As many folks here may know, I was already kind of an old-geezer Linux
user when Canonical, Ltd. started producing "Ubuntu Linux" and its
derivatives starting in 2004 in a surrounding cloud of relentless
marketing.  It has been evident from that point to the present that
Canonical pushes really hard to try to get itself synonymous with
novice-focussed Linux on the desktop -- and their big promise was to be
basically Debian but with two key difference (aside from the marketing):

1.  They promised to release about every six months without fail.
They accomplished this by dropping all but the most commercially
significant CPU platforms Debian supports.  (Debian was taking as long
as three years between releases, primarily because of difficulties
getting each release production-ready on 13 diverse CPU platforms.)
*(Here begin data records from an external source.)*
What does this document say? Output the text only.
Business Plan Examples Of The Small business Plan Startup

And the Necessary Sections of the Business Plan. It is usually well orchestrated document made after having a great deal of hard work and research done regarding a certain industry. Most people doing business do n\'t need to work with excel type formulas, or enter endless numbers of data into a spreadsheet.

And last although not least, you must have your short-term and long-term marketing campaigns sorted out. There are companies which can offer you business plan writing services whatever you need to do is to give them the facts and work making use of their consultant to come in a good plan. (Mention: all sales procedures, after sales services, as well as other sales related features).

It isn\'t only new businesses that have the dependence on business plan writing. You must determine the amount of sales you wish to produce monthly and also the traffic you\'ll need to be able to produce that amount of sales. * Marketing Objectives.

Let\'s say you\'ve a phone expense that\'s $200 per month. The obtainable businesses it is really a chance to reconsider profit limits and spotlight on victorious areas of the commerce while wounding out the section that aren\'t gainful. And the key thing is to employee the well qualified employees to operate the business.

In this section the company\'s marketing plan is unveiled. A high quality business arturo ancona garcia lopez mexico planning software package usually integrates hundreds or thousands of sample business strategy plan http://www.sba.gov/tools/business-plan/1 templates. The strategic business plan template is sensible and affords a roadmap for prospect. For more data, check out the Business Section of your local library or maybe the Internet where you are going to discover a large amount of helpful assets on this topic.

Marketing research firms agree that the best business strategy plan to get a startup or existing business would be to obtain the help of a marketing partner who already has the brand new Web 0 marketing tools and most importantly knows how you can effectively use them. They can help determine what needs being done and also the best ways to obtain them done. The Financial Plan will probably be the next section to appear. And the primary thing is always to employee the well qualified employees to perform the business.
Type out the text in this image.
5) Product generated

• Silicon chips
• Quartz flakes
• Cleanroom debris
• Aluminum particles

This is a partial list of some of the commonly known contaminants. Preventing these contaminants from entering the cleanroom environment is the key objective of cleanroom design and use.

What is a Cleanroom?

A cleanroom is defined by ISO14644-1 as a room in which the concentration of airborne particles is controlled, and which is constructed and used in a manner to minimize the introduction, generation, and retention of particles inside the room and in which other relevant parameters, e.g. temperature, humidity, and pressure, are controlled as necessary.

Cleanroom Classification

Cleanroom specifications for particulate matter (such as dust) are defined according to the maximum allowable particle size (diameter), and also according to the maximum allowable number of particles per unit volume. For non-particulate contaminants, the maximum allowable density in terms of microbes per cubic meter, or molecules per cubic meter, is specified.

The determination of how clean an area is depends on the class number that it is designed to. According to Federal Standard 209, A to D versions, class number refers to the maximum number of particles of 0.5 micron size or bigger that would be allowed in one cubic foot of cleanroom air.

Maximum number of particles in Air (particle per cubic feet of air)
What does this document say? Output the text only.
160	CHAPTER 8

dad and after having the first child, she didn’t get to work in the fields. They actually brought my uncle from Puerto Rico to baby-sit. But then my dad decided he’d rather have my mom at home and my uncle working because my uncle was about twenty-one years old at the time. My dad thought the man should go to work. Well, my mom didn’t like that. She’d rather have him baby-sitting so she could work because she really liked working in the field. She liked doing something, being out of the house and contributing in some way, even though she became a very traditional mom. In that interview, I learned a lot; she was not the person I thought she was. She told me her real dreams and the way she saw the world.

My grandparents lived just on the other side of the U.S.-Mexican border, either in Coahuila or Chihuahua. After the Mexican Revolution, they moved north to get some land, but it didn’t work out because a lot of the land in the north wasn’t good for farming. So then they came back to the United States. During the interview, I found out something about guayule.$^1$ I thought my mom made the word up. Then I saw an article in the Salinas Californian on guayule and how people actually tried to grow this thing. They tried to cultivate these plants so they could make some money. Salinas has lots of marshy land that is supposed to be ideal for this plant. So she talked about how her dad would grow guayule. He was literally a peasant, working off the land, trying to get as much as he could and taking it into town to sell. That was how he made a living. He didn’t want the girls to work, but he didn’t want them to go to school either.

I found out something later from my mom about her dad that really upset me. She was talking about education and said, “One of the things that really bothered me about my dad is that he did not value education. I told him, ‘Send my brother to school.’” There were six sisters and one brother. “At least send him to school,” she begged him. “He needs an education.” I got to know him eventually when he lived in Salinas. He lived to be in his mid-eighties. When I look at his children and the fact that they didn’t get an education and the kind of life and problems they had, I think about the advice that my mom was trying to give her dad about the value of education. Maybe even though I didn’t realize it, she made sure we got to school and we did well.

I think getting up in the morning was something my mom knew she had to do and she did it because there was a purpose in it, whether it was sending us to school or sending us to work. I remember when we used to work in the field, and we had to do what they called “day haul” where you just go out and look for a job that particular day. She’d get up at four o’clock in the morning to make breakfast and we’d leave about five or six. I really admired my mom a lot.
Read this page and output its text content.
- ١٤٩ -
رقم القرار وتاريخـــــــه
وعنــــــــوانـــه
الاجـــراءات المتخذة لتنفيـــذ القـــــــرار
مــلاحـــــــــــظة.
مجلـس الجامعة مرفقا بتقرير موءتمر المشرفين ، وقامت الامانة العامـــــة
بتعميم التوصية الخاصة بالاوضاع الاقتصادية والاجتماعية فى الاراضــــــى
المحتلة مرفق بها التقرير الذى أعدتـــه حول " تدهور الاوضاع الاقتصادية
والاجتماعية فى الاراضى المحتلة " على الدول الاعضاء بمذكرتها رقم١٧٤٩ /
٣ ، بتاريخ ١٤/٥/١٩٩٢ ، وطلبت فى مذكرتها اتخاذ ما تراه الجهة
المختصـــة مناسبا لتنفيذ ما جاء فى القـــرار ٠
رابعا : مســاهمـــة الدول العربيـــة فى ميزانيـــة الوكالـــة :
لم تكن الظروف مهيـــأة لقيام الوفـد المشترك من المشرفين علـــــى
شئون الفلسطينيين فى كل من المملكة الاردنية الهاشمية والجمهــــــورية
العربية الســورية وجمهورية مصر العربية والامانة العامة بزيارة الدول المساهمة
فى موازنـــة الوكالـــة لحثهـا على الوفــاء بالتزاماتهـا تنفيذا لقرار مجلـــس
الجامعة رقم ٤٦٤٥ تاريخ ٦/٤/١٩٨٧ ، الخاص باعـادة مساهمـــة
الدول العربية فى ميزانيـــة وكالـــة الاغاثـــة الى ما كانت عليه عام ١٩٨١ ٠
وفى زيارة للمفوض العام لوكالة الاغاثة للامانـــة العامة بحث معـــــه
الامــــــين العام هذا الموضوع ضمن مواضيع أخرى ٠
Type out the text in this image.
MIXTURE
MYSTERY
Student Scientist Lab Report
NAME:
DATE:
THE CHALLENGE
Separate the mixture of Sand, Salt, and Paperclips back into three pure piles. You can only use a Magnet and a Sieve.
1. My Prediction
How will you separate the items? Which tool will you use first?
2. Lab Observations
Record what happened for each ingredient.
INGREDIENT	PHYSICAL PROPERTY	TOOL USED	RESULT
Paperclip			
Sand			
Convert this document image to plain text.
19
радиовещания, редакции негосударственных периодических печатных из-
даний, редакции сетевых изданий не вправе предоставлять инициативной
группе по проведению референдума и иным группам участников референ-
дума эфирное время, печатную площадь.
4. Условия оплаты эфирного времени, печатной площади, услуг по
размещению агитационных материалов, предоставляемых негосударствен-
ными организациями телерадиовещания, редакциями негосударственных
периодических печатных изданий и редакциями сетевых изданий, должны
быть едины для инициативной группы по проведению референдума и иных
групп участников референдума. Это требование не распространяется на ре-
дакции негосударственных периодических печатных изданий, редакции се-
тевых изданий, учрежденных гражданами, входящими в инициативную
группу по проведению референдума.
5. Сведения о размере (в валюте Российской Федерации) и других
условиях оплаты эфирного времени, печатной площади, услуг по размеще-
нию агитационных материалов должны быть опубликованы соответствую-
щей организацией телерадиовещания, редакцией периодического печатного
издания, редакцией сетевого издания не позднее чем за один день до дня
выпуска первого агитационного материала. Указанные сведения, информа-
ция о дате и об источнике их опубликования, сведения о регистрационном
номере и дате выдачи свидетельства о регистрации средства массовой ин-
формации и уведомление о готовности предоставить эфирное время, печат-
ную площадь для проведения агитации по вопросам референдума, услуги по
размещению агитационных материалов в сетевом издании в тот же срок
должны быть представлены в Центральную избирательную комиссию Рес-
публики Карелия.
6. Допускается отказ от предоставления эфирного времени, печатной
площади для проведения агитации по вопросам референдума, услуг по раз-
2.  They promised to have a coherent suite of desktop software in
-recent versions- for each Desktop Environment (DE) flavour.  This
addressed dissatisfiction among novice-dominated desktop users with the
sometimes old version number in Debian-stable, along with
dissatisfaction among those same users with Debian's alternatives, the
closely related rolling distributions Debian-testing and
Debian-unstable, not having rock-solid stability the way Debian-stable
does.

So, basically the entire point of loading Ubuntu is that you're a
non-technophile desktop user who insists on having nearly cutting-edge
versions of apps for GNOME (in Ubuntu) or XFCE (in Xubuntu) or LXDE (in
Lubuntu).  You-plural, or at least the early iteration of you-plural,
fled from Debian-stable because it furnished desktop application
versions a couple of years out of date.

And, in that historical context, my point is that it seems rather ironic
to now hear that people who favour Ubuntu, the distro founded in
insistence on recent-version applications, might be going out of their
way to install the last-but-one LTS release rather than the current one
-- so as to guarantee they'll get desktop-app versions at least three
years out of date.

Like, hullo?  Wasn't that exactly what you-plural adopted *buntu in
order to get away from?  But now you're seeking it out?